• Iglesias’ populism vs Errejón’s transversality in party leadership contests
• Debate continues as elections loom for party in three regions, a dozen cities
Pablo Iglesias, the co-founder and general secretary of anti-austerity party Podemos (We Can), on Wednesday clearly laid out his position for the party’s direction in the midst of leadership contests in three regions and a dozen cities, saying Podemos needs to stick to a genuine “leftwing populism” and eschew the more moderate, transversal strategy for the party’s future sustained by the party’s number-two leader, Íñigo Errejón.
Iglesias took advantage of his participation in a book presentation Wednesday to call for a Podemos that looks to the barricades and to direct action and protest in the street to defeat Spain’s elites, always ready to deal “a blow to the institutions, but to the head, the arms and another to the legs in the street.”
Iglesias also took the liberty of criticising those within Podemos who adhere to the thinking of Argentine post-Marxist theorist Ernesto Laclau, a favorite of Errejón, saying that many within his party have ni puta idea, or not the least idea of Laclau’s thinking and simply call upon Laclau’s ideas as a smokescreen to mask their opposition to the positions of others within the party.

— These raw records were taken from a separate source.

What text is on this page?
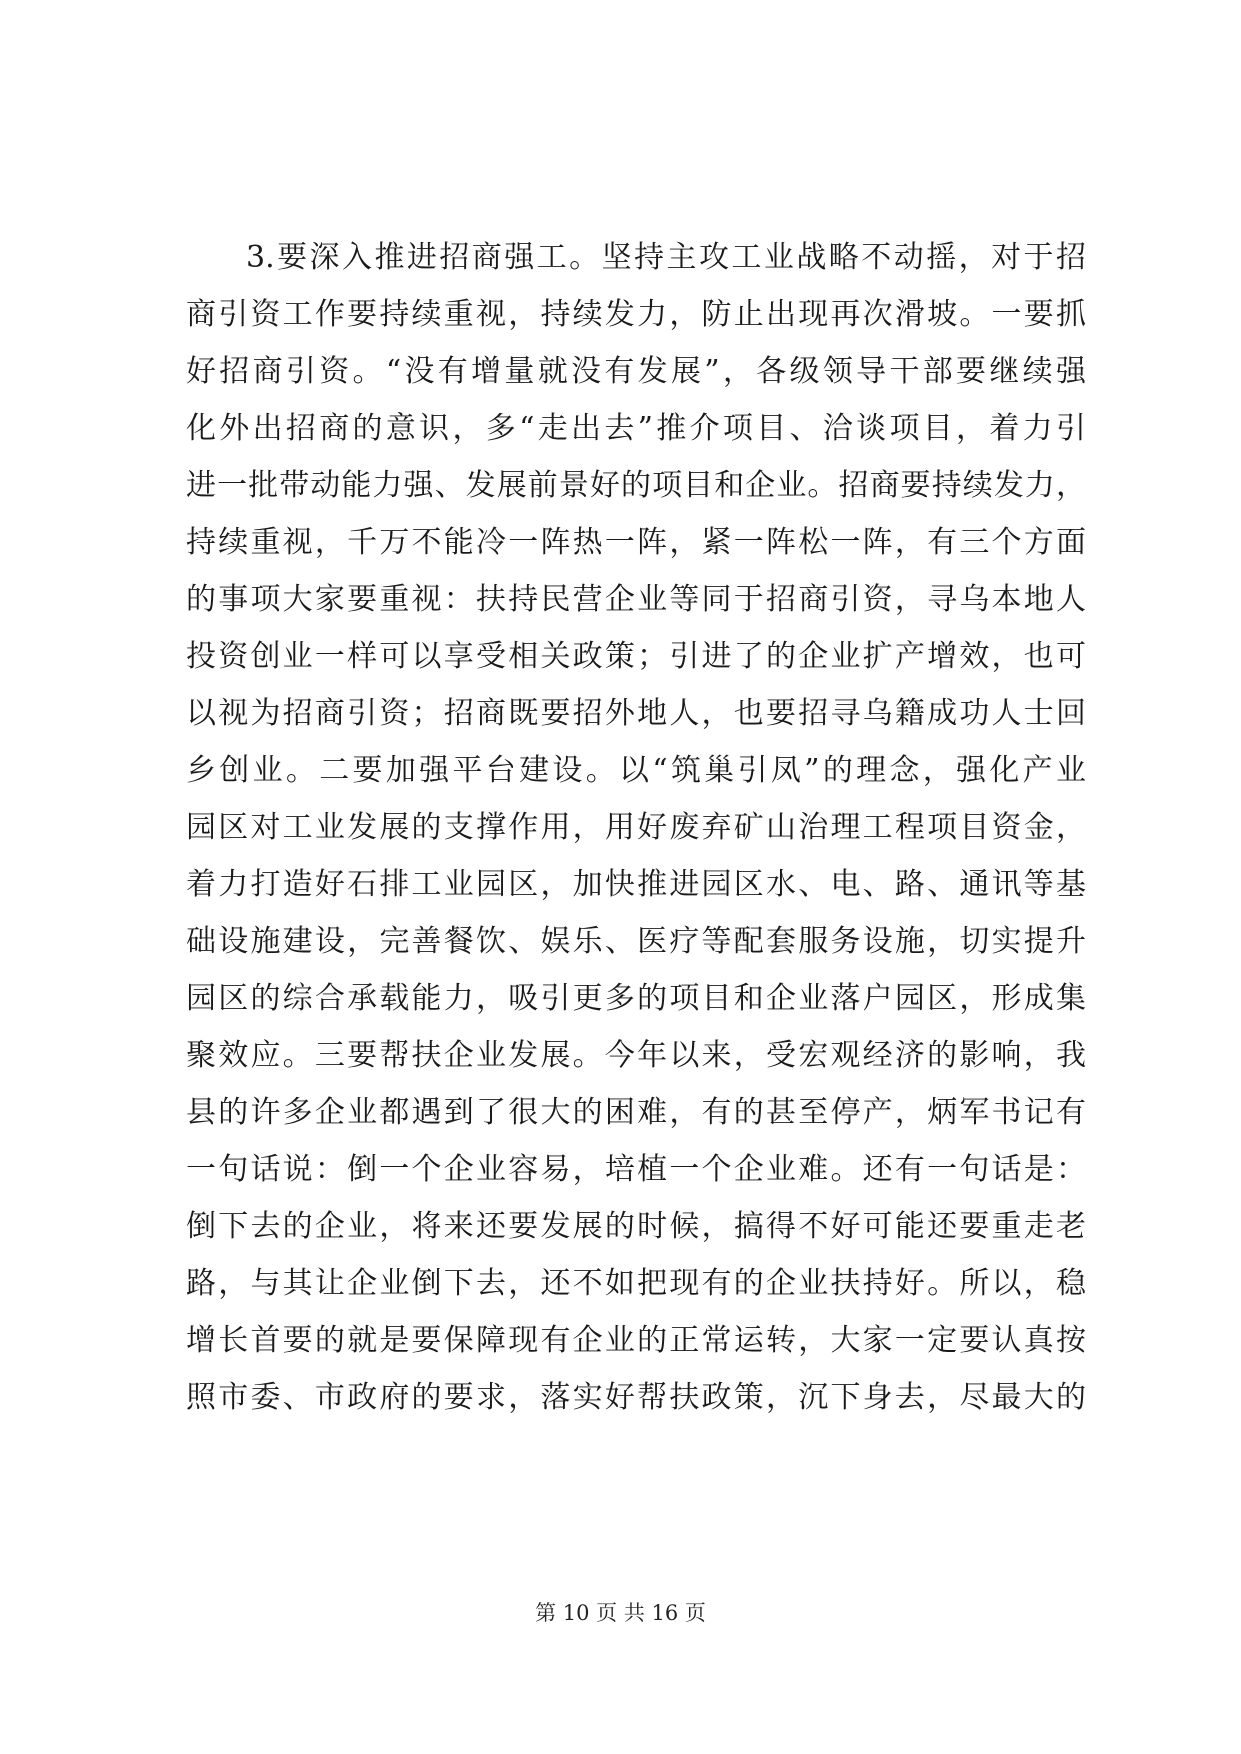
3.要深入推进招商强工。坚持主攻工业战略不动摇，对于招
商引资工作要持续重视，持续发力，防止出现再次滑坡。一要抓
好招商引资。“没有增量就没有发展”，各级领导干部要继续强
化外出招商的意识，多“走出去”推介项目、洽谈项目，着力引
进一批带动能力强、发展前景好的项目和企业。招商要持续发力，
持续重视，千万不能冷一阵热一阵，紧一阵松一阵，有三个方面
的事项大家要重视：扶持民营企业等同于招商引资，寻乌本地人
投资创业一样可以享受相关政策；引进了的企业扩产增效，也可
以视为招商引资；招商既要招外地人，也要招寻乌籍成功人士回
乡创业。二要加强平台建设。以“筑巢引凤”的理念，强化产业
园区对工业发展的支撑作用，用好废弃矿山治理工程项目资金，
着力打造好石排工业园区，加快推进园区水、电、路、通讯等基
础设施建设，完善餐饮、娱乐、医疗等配套服务设施，切实提升
园区的综合承载能力，吸引更多的项目和企业落户园区，形成集
聚效应。三要帮扶企业发展。今年以来，受宏观经济的影响，我
县的许多企业都遇到了很大的困难，有的甚至停产，炳军书记有
一句话说：倒一个企业容易，培植一个企业难。还有一句话是：
倒下去的企业，将来还要发展的时候，搞得不好可能还要重走老
路，与其让企业倒下去，还不如把现有的企业扶持好。所以，稳
增长首要的就是要保障现有企业的正常运转，大家一定要认真按
照市委、市政府的要求，落实好帮扶政策，沉下身去，尽最大的
第 10 页 共 16 页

Iglesias’s call for a more militant, leftwing Podemos is in direct contrast to the position promoted by Errejón, who has called for a less-radicalised “transversal” strategy to reach out across ideological barriers to a broader segment of civil society, playing a transformative role at all levels of government and convincing greater numbers of potential supporters of the party’s ability to effectively take on the establishment and change Spain’s economic and political direction.